Doktor raporlarına göre, ülkemizde saptanmış 850.000 epilepsili ile 100.000 olduğu ama saptanamadığı tahmin edilen epilepsili var. Epilepsilileri hayata kazandırmak, onların da bir şeyler yapabileceğini öğretmek için bizler irtibat kurarken, Türkiye Psikatristler Derneği, Türk Psikologlar Derneği, Türkiye Epilepsi ve Savaş Derneği ve Türkiye Barolar Birliği ile tıbbi, psikolojik ve hukuki konuları içeren seminerler, paneller, sempozyumlar düzenledik. Aile, Çalışma ve Sosyal Hizmetler Bakanlığı, Türkiye Barolar Birliği gibi kurumlardan, çalıştaylarına katılım için davetler aldık. TBMM, Sağlık Bakanlığı, İç İşleri Bakanlığı, Aile, Çalışma ve Sosyal Hizmetler Bakanlığı ile yönetmelik tasarı önerilerimizle ilgili çalışmalar yaptık. 11 Temmuzda İç İşleri Bakanlığı komisyonunda 2. kez yönetmelik tasarı önerilerimiz görüşüldü. Bakanlıktan cevap bekliyoruz.

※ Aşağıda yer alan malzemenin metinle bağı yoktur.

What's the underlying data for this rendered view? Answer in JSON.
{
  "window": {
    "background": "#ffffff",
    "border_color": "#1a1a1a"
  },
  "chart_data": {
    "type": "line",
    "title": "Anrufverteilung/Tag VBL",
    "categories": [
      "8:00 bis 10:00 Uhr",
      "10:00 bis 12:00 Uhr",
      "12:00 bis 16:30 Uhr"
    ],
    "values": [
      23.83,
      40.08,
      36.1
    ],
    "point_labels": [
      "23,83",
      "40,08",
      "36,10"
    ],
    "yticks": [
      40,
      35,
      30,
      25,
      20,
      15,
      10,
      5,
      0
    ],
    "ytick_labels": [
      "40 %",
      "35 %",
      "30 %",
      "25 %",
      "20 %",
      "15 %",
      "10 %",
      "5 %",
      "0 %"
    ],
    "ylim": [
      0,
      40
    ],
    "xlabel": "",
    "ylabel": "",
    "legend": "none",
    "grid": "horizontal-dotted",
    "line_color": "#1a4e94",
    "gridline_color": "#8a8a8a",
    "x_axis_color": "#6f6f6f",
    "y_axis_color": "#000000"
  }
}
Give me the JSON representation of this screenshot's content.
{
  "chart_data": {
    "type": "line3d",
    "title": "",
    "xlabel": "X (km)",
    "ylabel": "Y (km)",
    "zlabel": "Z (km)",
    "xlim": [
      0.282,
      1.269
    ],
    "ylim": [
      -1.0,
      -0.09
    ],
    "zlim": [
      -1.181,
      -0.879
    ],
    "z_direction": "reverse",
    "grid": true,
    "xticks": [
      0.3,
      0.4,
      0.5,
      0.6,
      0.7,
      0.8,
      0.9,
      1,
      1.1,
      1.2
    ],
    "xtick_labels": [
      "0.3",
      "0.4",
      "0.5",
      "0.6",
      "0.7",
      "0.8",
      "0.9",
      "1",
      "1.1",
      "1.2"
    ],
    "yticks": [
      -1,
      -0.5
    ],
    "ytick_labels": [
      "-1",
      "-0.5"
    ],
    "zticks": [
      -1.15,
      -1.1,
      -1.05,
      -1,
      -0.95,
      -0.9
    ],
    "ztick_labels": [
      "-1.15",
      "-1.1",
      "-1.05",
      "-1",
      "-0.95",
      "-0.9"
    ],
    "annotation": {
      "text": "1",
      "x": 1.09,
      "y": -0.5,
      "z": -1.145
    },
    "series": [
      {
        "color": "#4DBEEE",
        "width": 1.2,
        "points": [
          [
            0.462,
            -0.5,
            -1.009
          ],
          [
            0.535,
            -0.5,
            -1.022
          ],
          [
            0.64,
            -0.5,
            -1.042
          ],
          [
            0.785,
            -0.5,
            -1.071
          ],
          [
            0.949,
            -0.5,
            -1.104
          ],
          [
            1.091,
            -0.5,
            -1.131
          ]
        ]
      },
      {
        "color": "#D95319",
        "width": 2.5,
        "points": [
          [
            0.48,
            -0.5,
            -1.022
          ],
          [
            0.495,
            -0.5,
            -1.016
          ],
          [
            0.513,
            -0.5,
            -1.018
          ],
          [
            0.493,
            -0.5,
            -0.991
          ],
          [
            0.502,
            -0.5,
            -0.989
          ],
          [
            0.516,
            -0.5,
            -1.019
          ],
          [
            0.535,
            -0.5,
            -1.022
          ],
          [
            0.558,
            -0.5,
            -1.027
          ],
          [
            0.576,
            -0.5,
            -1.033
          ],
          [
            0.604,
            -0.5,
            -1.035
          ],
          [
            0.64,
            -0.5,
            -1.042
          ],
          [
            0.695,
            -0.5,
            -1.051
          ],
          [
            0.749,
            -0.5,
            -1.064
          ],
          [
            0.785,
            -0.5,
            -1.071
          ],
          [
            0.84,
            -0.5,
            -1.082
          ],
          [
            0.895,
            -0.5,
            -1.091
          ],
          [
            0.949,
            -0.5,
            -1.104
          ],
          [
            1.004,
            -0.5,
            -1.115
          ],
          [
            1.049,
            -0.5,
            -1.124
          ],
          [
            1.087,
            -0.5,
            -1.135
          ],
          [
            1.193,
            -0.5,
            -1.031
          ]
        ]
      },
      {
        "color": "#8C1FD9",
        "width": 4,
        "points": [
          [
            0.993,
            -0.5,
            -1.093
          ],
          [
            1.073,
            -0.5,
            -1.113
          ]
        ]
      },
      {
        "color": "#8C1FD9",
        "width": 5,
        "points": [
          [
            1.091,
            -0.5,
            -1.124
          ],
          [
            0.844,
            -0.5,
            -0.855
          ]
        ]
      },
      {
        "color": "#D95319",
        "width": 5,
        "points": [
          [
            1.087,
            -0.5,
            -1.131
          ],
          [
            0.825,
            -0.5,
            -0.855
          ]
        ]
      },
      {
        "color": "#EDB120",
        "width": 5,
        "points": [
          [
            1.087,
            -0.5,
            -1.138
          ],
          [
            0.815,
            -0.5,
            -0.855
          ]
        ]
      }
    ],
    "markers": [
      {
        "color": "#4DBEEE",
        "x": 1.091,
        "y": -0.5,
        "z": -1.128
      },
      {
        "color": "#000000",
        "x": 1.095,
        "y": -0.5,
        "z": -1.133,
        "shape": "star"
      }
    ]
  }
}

Sizin, engellerin de topluma kazandırılması konusunda geçen kurban bayramında verdiğiniz talimat üzerine, bununla ilgili de projemizi hazırlayıp; Türkiye Cumhuriyeti Cumhurbaşkanlığı’na faks yoluyla gönderdik. Amacımız engellileri de iş hayatına katarak, istihdama destek vermek. Otel müdürlüğü ve eğitimci olarak görev yapmış bir kişi olarak, elimden gelen desteği sağlayacağım.

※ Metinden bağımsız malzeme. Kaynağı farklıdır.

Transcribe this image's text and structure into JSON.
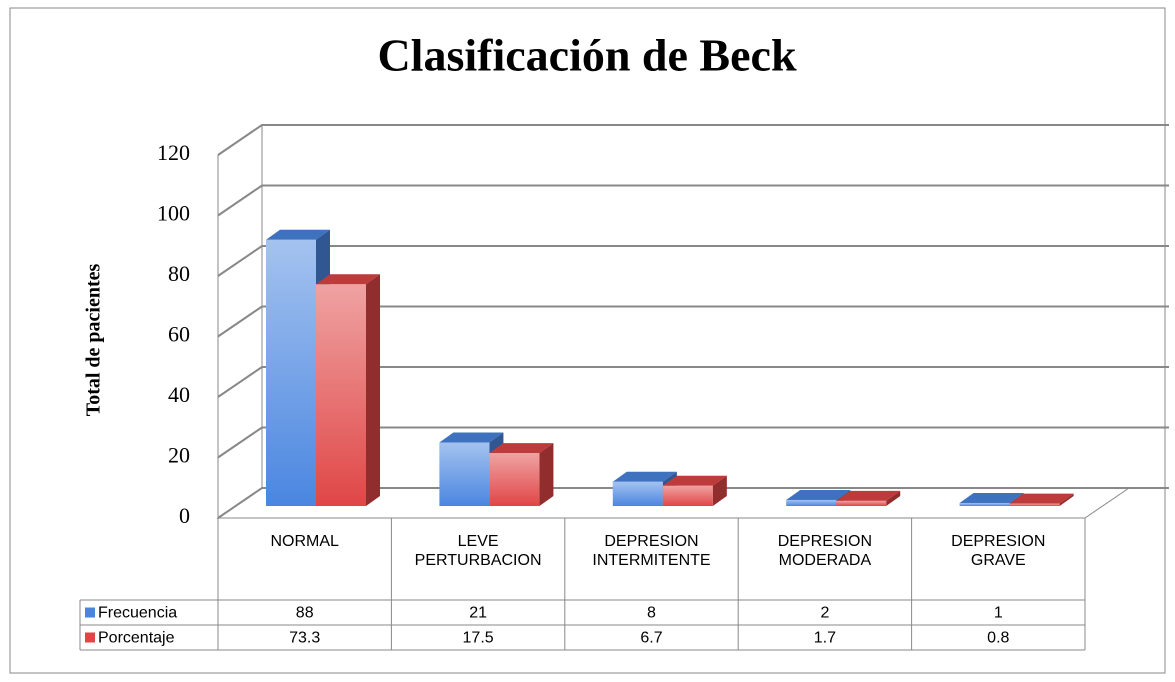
{
  "chart_data": {
    "type": "bar3d",
    "title": "Clasificación de Beck",
    "y_label": "Total de pacientes",
    "categories": [
      "NORMAL",
      "LEVE PERTURBACION",
      "DEPRESION INTERMITENTE",
      "DEPRESION MODERADA",
      "DEPRESION GRAVE"
    ],
    "series": [
      {
        "name": "Frecuencia",
        "color": "#4a86e0",
        "values": [
          88,
          21,
          8,
          2,
          1
        ]
      },
      {
        "name": "Porcentaje",
        "color": "#e04646",
        "values": [
          73.3,
          17.5,
          6.7,
          1.7,
          0.8
        ]
      }
    ],
    "ylim": [
      0,
      120
    ],
    "yticks": [
      0,
      20,
      40,
      60,
      80,
      100,
      120
    ],
    "grid": true,
    "data_table": true
  }
}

Doktor derneği olarak 7 tane sivil toplum kurumu varken, hastalar adına yegane epilepsi grubu olarak sizinle görüşmek istiyoruz. Sizin müsait olduğunuz bir zamanda kısa süre zarfında konumuzu sizinle görüşmek istediğimizi bildirir, randevu verilmesini rica eder, saygılar sunarız.